Türkiye’nin Elvis Presley’i olarak anılan, pop müzik tarihinin yıldız ismi Ersan Erdura, ilk kez 1977 yılında yayımlanan “Çocuk Gözler – Yalnız Değilsin” adlı 45’lik plağında seslendirdiği, “Çocuk Gözler” isimli şarkısı için 44 yıl sonra stüdyoya girdi. Ersan Erdura, geçen 44 yılın ardından aynı şarkıyı, aynı tonda, aynı seste yeniden okudu. “Çocuk Gözler” müzik dünyasının önemli DJ’lerinden Can Hatipoğlu tarafından düzenlendi.
Ossi Müzik’in, klasikleşen şarkıları yeni nesille buluşturma projesi kapsamında DJ Can Hatipoğlu ile yola çıktığı projenin beşinci single’ı olan “Çocuk Gözler” in 70’li yılların ruhu korunarak, günümüz soundları ile sunulan yeni düzenlenmesi tüm dijital müzik platformları aracılığıyla müzikseverlerle buluştu. Ersan Erdura müthiş bir sestir. “Çocuk Gözler” ise bir döneme damgasını vuran bir klasik. Bence bu şarkının yeni nesille bu şekilde buluşması çok iyi olmuş. Mutlaka dinlemek lazım.
Hem yazdı hem söyledi
Ebru Elver’in, sözü ve müziği kendisine ait olan, aynı zamanda yönetmenliğini kendisinin yaptığı, aranjesini Olcay Demirci’in üstlendiği ve görüntü yönetmenliğini Murat Tuncel’in yaptığı “Gelsene Yanıma” adlı şarkısı Azka Müzik etiketiyle tüm dijital platformlarda yayınlandı.

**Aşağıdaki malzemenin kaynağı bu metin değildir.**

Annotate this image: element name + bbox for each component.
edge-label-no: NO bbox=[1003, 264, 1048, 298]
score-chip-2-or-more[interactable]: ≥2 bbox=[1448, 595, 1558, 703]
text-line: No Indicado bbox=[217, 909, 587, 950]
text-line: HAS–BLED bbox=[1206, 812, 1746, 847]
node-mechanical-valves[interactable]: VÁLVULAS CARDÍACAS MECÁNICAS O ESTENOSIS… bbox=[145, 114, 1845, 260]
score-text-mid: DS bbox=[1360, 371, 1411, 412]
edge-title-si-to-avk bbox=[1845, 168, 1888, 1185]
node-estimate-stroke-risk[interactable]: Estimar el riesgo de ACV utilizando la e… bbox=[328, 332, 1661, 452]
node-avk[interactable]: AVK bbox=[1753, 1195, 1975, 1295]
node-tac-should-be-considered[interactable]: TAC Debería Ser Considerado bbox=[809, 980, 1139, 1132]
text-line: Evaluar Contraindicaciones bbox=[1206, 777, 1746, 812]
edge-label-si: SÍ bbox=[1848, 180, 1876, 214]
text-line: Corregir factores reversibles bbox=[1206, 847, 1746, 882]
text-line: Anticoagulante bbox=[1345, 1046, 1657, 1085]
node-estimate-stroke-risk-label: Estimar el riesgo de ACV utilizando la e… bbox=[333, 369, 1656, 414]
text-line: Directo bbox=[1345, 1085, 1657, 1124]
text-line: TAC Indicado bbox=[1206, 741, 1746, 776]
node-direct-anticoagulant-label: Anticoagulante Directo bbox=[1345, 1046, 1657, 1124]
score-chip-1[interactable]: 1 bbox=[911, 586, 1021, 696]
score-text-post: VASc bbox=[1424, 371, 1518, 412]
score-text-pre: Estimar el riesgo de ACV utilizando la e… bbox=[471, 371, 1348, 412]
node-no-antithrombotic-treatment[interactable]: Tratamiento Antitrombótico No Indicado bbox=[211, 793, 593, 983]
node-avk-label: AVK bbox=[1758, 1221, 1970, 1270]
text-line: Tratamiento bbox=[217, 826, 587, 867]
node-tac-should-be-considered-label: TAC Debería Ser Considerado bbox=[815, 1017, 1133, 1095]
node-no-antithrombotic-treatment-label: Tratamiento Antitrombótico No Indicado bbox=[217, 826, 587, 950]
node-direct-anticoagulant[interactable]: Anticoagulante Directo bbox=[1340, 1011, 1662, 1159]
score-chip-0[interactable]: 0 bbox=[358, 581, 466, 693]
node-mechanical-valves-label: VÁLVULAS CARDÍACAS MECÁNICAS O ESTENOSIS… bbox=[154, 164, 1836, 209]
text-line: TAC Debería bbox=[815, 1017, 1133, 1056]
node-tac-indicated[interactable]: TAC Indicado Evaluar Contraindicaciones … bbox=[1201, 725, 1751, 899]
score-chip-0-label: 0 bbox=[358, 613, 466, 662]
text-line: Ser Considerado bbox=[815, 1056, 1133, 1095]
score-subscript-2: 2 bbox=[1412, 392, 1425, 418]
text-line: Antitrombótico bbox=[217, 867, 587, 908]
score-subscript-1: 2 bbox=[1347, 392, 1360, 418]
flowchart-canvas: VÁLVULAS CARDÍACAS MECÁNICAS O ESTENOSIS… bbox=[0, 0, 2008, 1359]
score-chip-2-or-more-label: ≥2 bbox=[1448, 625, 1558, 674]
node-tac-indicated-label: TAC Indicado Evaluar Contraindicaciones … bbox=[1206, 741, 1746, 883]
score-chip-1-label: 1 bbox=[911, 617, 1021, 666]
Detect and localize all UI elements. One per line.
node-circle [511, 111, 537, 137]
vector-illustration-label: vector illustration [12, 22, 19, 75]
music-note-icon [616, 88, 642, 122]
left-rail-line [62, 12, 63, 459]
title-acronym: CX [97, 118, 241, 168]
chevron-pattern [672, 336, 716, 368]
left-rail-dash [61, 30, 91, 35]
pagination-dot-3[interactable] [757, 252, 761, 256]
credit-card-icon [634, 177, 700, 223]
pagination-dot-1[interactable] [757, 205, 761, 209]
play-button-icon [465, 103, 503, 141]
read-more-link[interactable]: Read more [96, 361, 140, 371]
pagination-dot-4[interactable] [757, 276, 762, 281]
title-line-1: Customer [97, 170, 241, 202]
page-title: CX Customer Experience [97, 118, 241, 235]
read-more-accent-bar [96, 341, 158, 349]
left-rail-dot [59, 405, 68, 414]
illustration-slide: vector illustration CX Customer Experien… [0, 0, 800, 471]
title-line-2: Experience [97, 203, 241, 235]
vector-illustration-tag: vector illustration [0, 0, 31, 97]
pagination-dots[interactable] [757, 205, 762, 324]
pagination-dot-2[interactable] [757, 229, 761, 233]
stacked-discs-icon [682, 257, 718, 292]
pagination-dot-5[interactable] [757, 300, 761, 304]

Müziğe küçük yaşlarda başlayan ve Onur Mete, Bülent Özdemir, Ercüment Vural gibi ünlü isimlerle “Duo Sahne Projeleri” gerçekleştiren Ebru Elver geçen yıl kendi hayatını kaleme aldığı “İçimdeki Saklı Cennet” kitabını da yazmıştı.
Kovid-19 tedbirleri kapsamında sosyal mesafe ve hijyen kurallarını dikkate alarak, kısıtlı bir ekiple klip çekimini gerçekleştiren Ebru Elver, yeni şarkısında çok iddialı olduğunun altını çiziyor.